![]() |
Foto: Abdul Aziz Perangin Angin |
Sayuti menjelaskan, langkah awal yang akan dilakukan pihaknya adalah mengirim surat resmi untuk menunda pelaksanaan kebijakan kenaikan Pajak Bumi dan Bangunan. Menurutnya, kebijakan penundaan menjadi penting agar masyarakat tidak terbebani, mengingat proses revisi qanun membutuhkan waktu dan harus melalui pembahasan bersama DPRK.
“Untuk kenaikan PBB ini kita tunda dulu. Kalau pembayaran normal tetap berjalan seperti tahun sebelumnya. Walikota tidak bisa langsung membatalkan qanun, tapi bisa mengeluarkan kebijakan penundaan sambil menunggu proses revisi bersama dewan,” ujarnya.
Selain membahas isu PBB, Sayuti juga menyinggung permasalahan tenaga kerja terkait keberadaan perusahaan Mubadala. Ia mengakui, hingga kini pihaknya masih menunggu pemetaan kebutuhan tenaga kerja dari perusahaan tersebut.

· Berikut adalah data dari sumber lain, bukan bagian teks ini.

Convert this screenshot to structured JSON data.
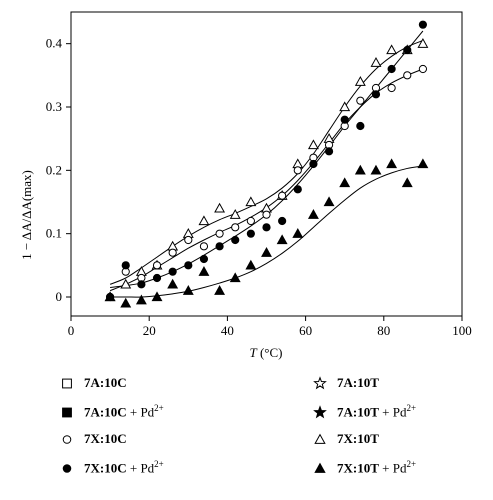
{
  "chart_data": {
    "type": "scatter",
    "xlabel_var": "T",
    "xlabel_unit": "(°C)",
    "ylabel": "1 − ΔA/ΔA(max)",
    "xlim": [
      0,
      100
    ],
    "ylim": [
      -0.03,
      0.45
    ],
    "x_ticks": [
      0,
      20,
      40,
      60,
      80,
      100
    ],
    "y_ticks": [
      0,
      0.1,
      0.2,
      0.3,
      0.4
    ],
    "grid": false,
    "legend_position": "bottom",
    "series": [
      {
        "name": "7X:10T",
        "marker": "triangle-open",
        "x": [
          10,
          14,
          18,
          22,
          26,
          30,
          34,
          38,
          42,
          46,
          50,
          54,
          58,
          62,
          66,
          70,
          74,
          78,
          82,
          86,
          90
        ],
        "y": [
          0.0,
          0.02,
          0.04,
          0.05,
          0.08,
          0.1,
          0.12,
          0.14,
          0.13,
          0.15,
          0.14,
          0.16,
          0.21,
          0.24,
          0.25,
          0.3,
          0.34,
          0.37,
          0.39,
          0.39,
          0.4
        ],
        "fit_y": [
          0.02,
          0.03,
          0.046,
          0.063,
          0.08,
          0.096,
          0.11,
          0.122,
          0.132,
          0.143,
          0.155,
          0.172,
          0.195,
          0.226,
          0.263,
          0.3,
          0.333,
          0.36,
          0.38,
          0.395,
          0.405
        ]
      },
      {
        "name": "7X:10C",
        "marker": "circle-open",
        "x": [
          10,
          14,
          18,
          22,
          26,
          30,
          34,
          38,
          42,
          46,
          50,
          54,
          58,
          62,
          66,
          70,
          74,
          78,
          82,
          86,
          90
        ],
        "y": [
          0.0,
          0.04,
          0.03,
          0.05,
          0.07,
          0.09,
          0.08,
          0.1,
          0.11,
          0.12,
          0.13,
          0.16,
          0.2,
          0.22,
          0.24,
          0.27,
          0.31,
          0.33,
          0.33,
          0.35,
          0.36
        ],
        "fit_y": [
          0.01,
          0.02,
          0.032,
          0.047,
          0.062,
          0.077,
          0.09,
          0.102,
          0.113,
          0.126,
          0.141,
          0.16,
          0.184,
          0.212,
          0.243,
          0.274,
          0.3,
          0.322,
          0.338,
          0.35,
          0.36
        ]
      },
      {
        "name": "7X:10C + Pd2+",
        "marker": "circle-filled",
        "x": [
          10,
          14,
          18,
          22,
          26,
          30,
          34,
          38,
          42,
          46,
          50,
          54,
          58,
          62,
          66,
          70,
          74,
          78,
          82,
          86,
          90
        ],
        "y": [
          0.0,
          0.05,
          0.02,
          0.03,
          0.04,
          0.05,
          0.06,
          0.08,
          0.09,
          0.1,
          0.11,
          0.12,
          0.17,
          0.21,
          0.23,
          0.28,
          0.27,
          0.32,
          0.36,
          0.39,
          0.43
        ],
        "fit_y": [
          0.015,
          0.018,
          0.022,
          0.03,
          0.04,
          0.052,
          0.066,
          0.081,
          0.096,
          0.112,
          0.13,
          0.152,
          0.178,
          0.207,
          0.238,
          0.27,
          0.3,
          0.33,
          0.36,
          0.39,
          0.42
        ]
      },
      {
        "name": "7X:10T + Pd2+",
        "marker": "triangle-filled",
        "x": [
          10,
          14,
          18,
          22,
          26,
          30,
          34,
          38,
          42,
          46,
          50,
          54,
          58,
          62,
          66,
          70,
          74,
          78,
          82,
          86,
          90
        ],
        "y": [
          0.0,
          -0.01,
          -0.005,
          0.0,
          0.02,
          0.01,
          0.04,
          0.01,
          0.03,
          0.05,
          0.07,
          0.09,
          0.1,
          0.13,
          0.15,
          0.18,
          0.2,
          0.2,
          0.21,
          0.18,
          0.21
        ],
        "fit_y": [
          0.0,
          0.0,
          0.0,
          0.002,
          0.005,
          0.009,
          0.015,
          0.022,
          0.03,
          0.04,
          0.053,
          0.069,
          0.088,
          0.11,
          0.132,
          0.153,
          0.172,
          0.186,
          0.196,
          0.203,
          0.207
        ]
      }
    ]
  },
  "legend": {
    "items": [
      {
        "marker": "square-open",
        "label": "7A:10C",
        "ion": ""
      },
      {
        "marker": "star-open",
        "label": "7A:10T",
        "ion": ""
      },
      {
        "marker": "square-filled",
        "label": "7A:10C",
        "ion": " + Pd"
      },
      {
        "marker": "star-filled",
        "label": "7A:10T",
        "ion": " + Pd"
      },
      {
        "marker": "circle-open",
        "label": "7X:10C",
        "ion": ""
      },
      {
        "marker": "triangle-open",
        "label": "7X:10T",
        "ion": ""
      },
      {
        "marker": "circle-filled",
        "label": "7X:10C",
        "ion": " + Pd"
      },
      {
        "marker": "triangle-filled",
        "label": "7X:10T",
        "ion": " + Pd"
      }
    ],
    "superscript": "2+"
  }
}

“Pada pertemuan 23 Agustus lalu di Jakarta, kita minta Mubadala segera memetakan kebutuhan tenaga kerjanya. Harus jelas berapa kuota yang bisa diserap, baik di sektor hulu maupun hilir. Kita ingin ada kerja sama dengan Lhokseumawe,” tegasnya.
Sayuti menambahkan, Pemerintah Kota Lhokseumawe saat ini juga sedang menyiapkan revisi qanun ketenagakerjaan. Revisi tersebut difokuskan pada dua hal, yakni memperkuat kuota tenaga kerja lokal dan membuka peluang bagi kaum disabilitas untuk mendapatkan kesempatan kerja.
Di sela-sela pernyataannya, Wali Kota juga menyinggung persoalan bonus atlet Aceh yang hingga kini belum terbayarkan. Ia menyatakan siap mendorong Pemerintah Aceh agar segera menunaikan kewajibannya.
Aksi damai mahasiswa yang berlangsung di depan DPRK Lhokseumawe tersebut menyoroti berbagai polemik di tingkat lokal maupun nasional, termasuk masalah PBB, tenaga kerja, dan komitmen pemerintah daerah dalam merespons aspirasi masyarakat.